Menyikapi persoalan multi krisis yang dalam beberapa hari terakhir dialami dan dinilai sangat menyiksa masyarakat Kota Makassar, Ketua Komite Pusat Gerakan Revolusi Demokratik (KP-GRD), Jimi Saputra, angkat bicara.
Menurutnya, sulitnya masyarakat mengakses kebutuhan dasar merupakan bentuk kegagalan pemerintah, baik pemerintah daerah dalam hal ini Gubernur dan Wali Kota, maupun pemerintah pusat.
“Kondisi multi krisis BBM, air bersih, pemadaman listrik bergilir, dan langkanya gas LPG 3 kg di kota Makassar saat ini, itu tidak terjadi secara kebetulan. Ini merupakan bentuk cerminan kegagalan pemerintah karena melakukan pembiaran terhadap pihak-pihak tertentu yang diduga memainkan peran sehingga mengakibatkan kondisi seperti ini terjadi,” ungkap Jimi kepada media ini, Kamis (10/09/2026).
“Ini adalah kegagalan struktural negara yang tidak mampu memenuhi kebutuhan dasar masyarakatnya. Kelangkaan BBM subsidi, gas LPG 3kg, air bersih, dan pemadaman listrik berdampak langsung pada aktifitas masyarakat sehari-hari,” tambahnya.
Lebih lanjut, Jimi Saputra menuturkan, kondisi yang dialami masyarakat saat ini sangat berdampak pada pekerja, seperti nelayan, ojek online, angkutan umum, serta sopir mobil ekspedisi atau antar daerah.
“Kondisi yang dialami warga kota Makassar saat ini otomatis berdampak serius pada segi pendapatan, karena mempengaruhi siklus perputaran roda perekonomian masyarakat,” sebutnya.
Secara kelembagaan, KP-GRD menduga adanya upaya pemerintah untuk memaksa masyarakat agar beralih ke kendaraan listrik.

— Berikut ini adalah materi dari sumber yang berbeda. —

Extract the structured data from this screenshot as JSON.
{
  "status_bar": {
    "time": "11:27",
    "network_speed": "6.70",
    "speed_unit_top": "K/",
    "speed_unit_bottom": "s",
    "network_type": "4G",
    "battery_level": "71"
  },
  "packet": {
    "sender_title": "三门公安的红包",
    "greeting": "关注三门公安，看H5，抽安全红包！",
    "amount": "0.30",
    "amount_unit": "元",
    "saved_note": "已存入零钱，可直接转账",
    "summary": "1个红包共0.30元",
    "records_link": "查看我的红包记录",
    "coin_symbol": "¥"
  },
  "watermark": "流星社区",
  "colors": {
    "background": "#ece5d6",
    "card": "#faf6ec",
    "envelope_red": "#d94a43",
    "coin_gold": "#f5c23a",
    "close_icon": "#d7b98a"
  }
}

“Kami menduga, ada upaya dari kepentingan oligarki yang berkolaborasi dengan kekuasaan hari ini untuk memaksa masyarakat beralih ke kendaraan listrik,” terang Jimi.
Atas kondisi tersebut, KP-GRD mendesak pemerintah provinsi, kabupaten/kota, dan pemerintah pusat segera mengambil langkah serius untuk menstabilkan kembali kebutuhan dasar masyarakat.

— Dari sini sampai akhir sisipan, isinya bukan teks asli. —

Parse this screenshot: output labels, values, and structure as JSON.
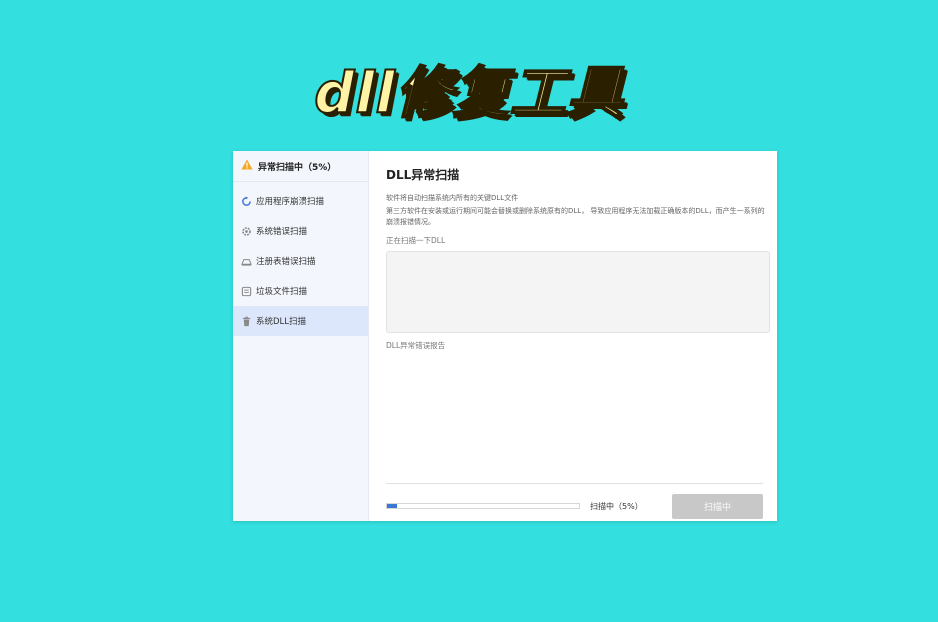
{
  "banner": {
    "title": "dll修复工具"
  },
  "sidebar": {
    "status": "异常扫描中（5%）",
    "items": [
      {
        "label": "应用程序崩溃扫描",
        "icon": "refresh-icon"
      },
      {
        "label": "系统错误扫描",
        "icon": "gear-icon"
      },
      {
        "label": "注册表错误扫描",
        "icon": "registry-icon"
      },
      {
        "label": "垃圾文件扫描",
        "icon": "file-icon"
      },
      {
        "label": "系统DLL扫描",
        "icon": "trash-icon"
      }
    ]
  },
  "main": {
    "title": "DLL异常扫描",
    "desc1": "软件将自动扫描系统内所有的关键DLL文件",
    "desc2": "第三方软件在安装或运行期间可能会替换或删除系统原有的DLL， 导致应用程序无法加载正确版本的DLL，而产生一系列的崩溃报错情况。",
    "scanning_label": "正在扫描一下DLL",
    "report_label": "DLL异常错误报告"
  },
  "progress": {
    "percent": 5,
    "text": "扫描中（5%）"
  },
  "button": {
    "label": "扫描中"
  },
  "colors": {
    "background": "#34dfe0",
    "accent": "#3a77d6",
    "warning": "#f5a623"
  }
}
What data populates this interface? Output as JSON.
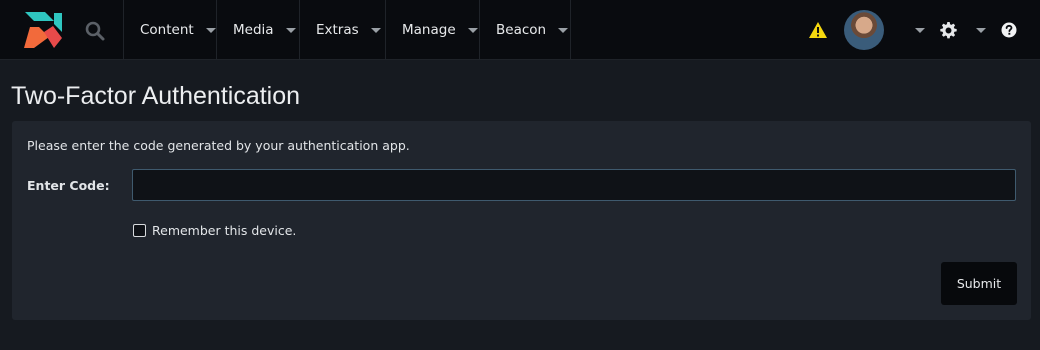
{
  "header": {
    "nav": [
      {
        "label": "Content"
      },
      {
        "label": "Media"
      },
      {
        "label": "Extras"
      },
      {
        "label": "Manage"
      },
      {
        "label": "Beacon"
      }
    ],
    "icons": {
      "logo": "modx-logo-icon",
      "search": "search-icon",
      "alert": "warning-icon",
      "settings": "gear-icon",
      "help": "help-icon"
    },
    "colors": {
      "warning": "#f5d80f",
      "logo_teal": "#2fc6c0",
      "logo_orange": "#f26a3b",
      "logo_red": "#e84a4a"
    }
  },
  "page": {
    "title": "Two-Factor Authentication"
  },
  "form": {
    "instructions": "Please enter the code generated by your authentication app.",
    "code_label": "Enter Code:",
    "code_value": "",
    "code_placeholder": "",
    "remember_label": "Remember this device.",
    "remember_checked": false,
    "submit_label": "Submit"
  }
}
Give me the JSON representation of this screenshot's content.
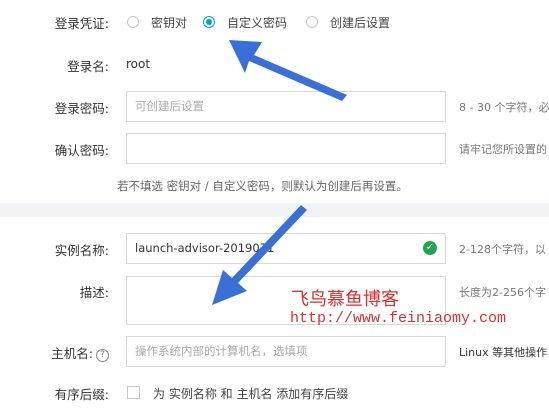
{
  "login_credential": {
    "label": "登录凭证:",
    "options": [
      {
        "label": "密钥对",
        "checked": false
      },
      {
        "label": "自定义密码",
        "checked": true
      },
      {
        "label": "创建后设置",
        "checked": false
      }
    ]
  },
  "login_name": {
    "label": "登录名:",
    "value": "root"
  },
  "login_password": {
    "label": "登录密码:",
    "placeholder": "可创建后设置",
    "hint": "8 - 30 个字符，必"
  },
  "confirm_password": {
    "label": "确认密码:",
    "hint": "请牢记您所设置的"
  },
  "password_note": "若不填选 密钥对 / 自定义密码，则默认为创建后再设置。",
  "instance_name": {
    "label": "实例名称:",
    "value": "launch-advisor-2019071",
    "hint": "2-128个字符，以"
  },
  "description": {
    "label": "描述:",
    "hint": "长度为2-256个字"
  },
  "hostname": {
    "label": "主机名:",
    "placeholder": "操作系统内部的计算机名，选填项",
    "hint": "Linux 等其他操作"
  },
  "ordered_suffix": {
    "label": "有序后缀:",
    "text": "为 实例名称 和 主机名 添加有序后缀"
  },
  "watermark": {
    "title": "飞鸟慕鱼博客",
    "url": "http://www.feiniaomy.com"
  },
  "colors": {
    "accent": "#00a1d6",
    "success": "#22a550",
    "arrow": "#3a6fd8",
    "watermark": "#d93030"
  }
}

“Pemerintah kota Makassar, Pemprov Sulsel, dan pemerintah Pusat, jangan berdiam diri melihat persoalan yang menyentuh langsung pada kebutuhan dasar masyarakat. Segera lakukan upaya untuk memastikan distribusi kebutuhan dasar kembali terpenuhi,” desaknya.
Jimi menegaskan, pihaknya akan terus mengawal persoalan kelangkaan tersebut hingga pemerintah provinsi, kabupaten/kota, dan pemerintah pusat mampu menstabilkan kembali kondisi yang dinilai menyiksa masyarakat.
“KP-GRD akan tetap konsisten mengawal persoalan ini, sampai pemerintah mampu memberikan solusi konkrit dan menstabilkan kembali kondisi multi krisis ini,” tutupnya.